Flat Tax Here We Come
Yesterday, Ari Fleischer argued
in the Wall Street Journal
that the wealthy bear too much of the U.S. tax burden. Jon Chait gave the op-ed a good thumping here
(among other things, the top 1 percent are paying more in taxes these days because they're making more money
, not because they're getting soaked harder). But it's also worth noting a new study
on this issue by Thomas Piketty and Emmanuel Saez, which finds that the U.S. tax system is becoming steadily less progressive, and could even become effectively flat in a matter of years--at least for the top half of earners.
Among other things, since 1960, the effective federal tax rate--lumping all taxes together--has fallen dramatically for, say, the top 0.01 percent (from upwards of 71 percent to about 35 percent), risen a bit for those in the middle quintile (from 15.9 percent to 16.1 percent), and risen rather significantly for those in the 60th percentile to the 80th (from 16.7 percent to 20.5 percent). And it could get even flatter if Congress raises Social Security taxes for whatever reason or if the Alternative Minimum Tax starts hitting lower earners.

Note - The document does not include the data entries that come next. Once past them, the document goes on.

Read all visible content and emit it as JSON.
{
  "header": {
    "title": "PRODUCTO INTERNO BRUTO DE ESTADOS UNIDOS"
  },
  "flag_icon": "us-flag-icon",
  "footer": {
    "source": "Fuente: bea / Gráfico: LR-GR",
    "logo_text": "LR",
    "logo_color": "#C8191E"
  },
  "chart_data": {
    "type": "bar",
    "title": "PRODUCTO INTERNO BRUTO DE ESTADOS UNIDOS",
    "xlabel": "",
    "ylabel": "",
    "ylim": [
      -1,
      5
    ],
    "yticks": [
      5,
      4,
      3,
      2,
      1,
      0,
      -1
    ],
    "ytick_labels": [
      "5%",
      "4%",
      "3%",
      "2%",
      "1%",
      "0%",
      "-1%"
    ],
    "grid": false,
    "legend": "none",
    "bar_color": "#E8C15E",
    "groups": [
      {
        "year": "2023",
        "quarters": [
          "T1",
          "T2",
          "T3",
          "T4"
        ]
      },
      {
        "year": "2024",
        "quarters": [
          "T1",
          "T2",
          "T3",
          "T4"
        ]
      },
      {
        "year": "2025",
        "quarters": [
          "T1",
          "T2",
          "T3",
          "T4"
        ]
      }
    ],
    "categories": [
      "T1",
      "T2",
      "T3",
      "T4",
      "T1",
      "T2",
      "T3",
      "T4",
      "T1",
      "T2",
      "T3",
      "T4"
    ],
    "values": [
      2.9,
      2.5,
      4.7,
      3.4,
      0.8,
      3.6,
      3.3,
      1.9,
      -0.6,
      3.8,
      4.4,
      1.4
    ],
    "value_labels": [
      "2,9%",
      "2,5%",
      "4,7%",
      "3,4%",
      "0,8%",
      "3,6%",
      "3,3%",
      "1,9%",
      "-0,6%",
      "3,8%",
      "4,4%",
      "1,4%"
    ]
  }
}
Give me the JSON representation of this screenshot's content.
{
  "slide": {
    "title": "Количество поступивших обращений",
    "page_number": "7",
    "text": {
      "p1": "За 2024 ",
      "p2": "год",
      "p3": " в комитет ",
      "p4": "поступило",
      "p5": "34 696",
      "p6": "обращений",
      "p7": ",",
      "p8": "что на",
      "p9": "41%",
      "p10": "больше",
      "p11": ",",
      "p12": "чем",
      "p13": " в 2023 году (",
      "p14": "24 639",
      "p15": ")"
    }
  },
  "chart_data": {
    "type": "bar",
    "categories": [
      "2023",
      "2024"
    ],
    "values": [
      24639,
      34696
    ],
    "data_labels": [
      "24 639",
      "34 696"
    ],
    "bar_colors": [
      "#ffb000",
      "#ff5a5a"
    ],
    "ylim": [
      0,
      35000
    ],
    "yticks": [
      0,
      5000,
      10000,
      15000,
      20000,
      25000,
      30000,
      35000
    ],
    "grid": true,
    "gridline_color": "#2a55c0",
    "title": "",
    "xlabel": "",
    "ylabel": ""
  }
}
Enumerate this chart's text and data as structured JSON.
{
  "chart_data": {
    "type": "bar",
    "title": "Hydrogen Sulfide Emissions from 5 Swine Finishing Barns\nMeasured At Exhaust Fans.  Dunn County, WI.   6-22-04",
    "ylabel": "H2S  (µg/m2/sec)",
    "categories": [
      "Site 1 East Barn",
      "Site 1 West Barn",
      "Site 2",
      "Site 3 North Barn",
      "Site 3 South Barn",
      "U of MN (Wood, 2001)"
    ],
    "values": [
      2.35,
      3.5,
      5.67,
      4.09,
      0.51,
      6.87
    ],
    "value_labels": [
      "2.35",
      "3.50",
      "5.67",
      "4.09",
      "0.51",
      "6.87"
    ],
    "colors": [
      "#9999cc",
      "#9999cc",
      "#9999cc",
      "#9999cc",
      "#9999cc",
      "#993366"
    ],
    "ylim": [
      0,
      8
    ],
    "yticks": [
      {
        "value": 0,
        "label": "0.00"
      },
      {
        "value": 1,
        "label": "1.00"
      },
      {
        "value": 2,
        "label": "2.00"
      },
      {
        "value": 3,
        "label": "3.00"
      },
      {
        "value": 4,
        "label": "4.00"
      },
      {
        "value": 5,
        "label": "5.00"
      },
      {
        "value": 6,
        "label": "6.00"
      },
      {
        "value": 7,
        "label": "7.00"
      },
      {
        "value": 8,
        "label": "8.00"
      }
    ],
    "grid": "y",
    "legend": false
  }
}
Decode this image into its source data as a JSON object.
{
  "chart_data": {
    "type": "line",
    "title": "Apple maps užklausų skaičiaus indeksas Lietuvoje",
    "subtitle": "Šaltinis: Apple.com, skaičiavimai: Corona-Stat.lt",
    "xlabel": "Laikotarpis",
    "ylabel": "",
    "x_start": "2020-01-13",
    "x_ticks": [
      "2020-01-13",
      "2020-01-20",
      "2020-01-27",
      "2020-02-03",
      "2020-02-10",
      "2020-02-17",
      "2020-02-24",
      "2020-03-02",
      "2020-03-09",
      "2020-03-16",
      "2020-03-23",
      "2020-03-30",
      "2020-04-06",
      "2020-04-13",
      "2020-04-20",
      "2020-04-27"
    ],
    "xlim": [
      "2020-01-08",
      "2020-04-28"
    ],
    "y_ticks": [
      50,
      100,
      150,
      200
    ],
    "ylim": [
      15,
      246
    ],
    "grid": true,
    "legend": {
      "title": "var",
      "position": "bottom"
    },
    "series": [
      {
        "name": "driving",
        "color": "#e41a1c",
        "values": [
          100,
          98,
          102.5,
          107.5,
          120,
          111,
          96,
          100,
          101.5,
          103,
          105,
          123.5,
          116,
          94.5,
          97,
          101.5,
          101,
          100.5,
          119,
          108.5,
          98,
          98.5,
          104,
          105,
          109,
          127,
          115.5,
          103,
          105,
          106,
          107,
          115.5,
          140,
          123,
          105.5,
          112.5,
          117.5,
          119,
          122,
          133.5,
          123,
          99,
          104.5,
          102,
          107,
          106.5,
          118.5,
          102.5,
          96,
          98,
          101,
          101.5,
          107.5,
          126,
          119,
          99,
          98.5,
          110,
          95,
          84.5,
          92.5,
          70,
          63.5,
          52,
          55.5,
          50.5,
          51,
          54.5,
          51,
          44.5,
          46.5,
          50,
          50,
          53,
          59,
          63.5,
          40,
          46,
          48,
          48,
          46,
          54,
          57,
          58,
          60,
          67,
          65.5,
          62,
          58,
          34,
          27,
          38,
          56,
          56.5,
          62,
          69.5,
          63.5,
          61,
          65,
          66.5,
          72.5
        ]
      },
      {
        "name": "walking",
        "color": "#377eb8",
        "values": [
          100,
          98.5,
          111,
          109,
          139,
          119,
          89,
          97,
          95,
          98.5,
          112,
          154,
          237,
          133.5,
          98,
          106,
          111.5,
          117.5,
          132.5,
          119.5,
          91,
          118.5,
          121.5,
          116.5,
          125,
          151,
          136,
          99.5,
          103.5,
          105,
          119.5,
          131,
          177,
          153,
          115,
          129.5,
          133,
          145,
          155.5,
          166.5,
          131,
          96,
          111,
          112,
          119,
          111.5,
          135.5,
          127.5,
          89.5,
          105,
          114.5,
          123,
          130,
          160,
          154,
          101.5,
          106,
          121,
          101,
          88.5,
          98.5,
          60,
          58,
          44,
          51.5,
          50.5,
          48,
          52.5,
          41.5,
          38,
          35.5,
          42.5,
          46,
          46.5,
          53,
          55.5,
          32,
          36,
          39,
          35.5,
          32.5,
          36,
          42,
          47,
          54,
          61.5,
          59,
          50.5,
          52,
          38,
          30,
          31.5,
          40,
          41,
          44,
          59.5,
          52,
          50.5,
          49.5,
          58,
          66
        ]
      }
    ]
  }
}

It's an interesting study. But it also looks only at federal
taxes. A few years ago, the Christian Science Monitor
did an analysis
of total tax burdens, including state and local taxes (which are regressive), and found that the United States was even closer to a flat tax than Piketty and Saez believe. The middle quintile of earners pays a total tax rate of about 27 percent, while top earners pay about 32.8 percent. Not exactly a yawning difference--and that gap might be narrower depending on how adept top earners are at finding tax shelters in the Cayman Islands. So even as Fleischer's grousing that the tax structure is too
progressive, there's plenty of reason to worry that it's losing virtually all of its progressiveness.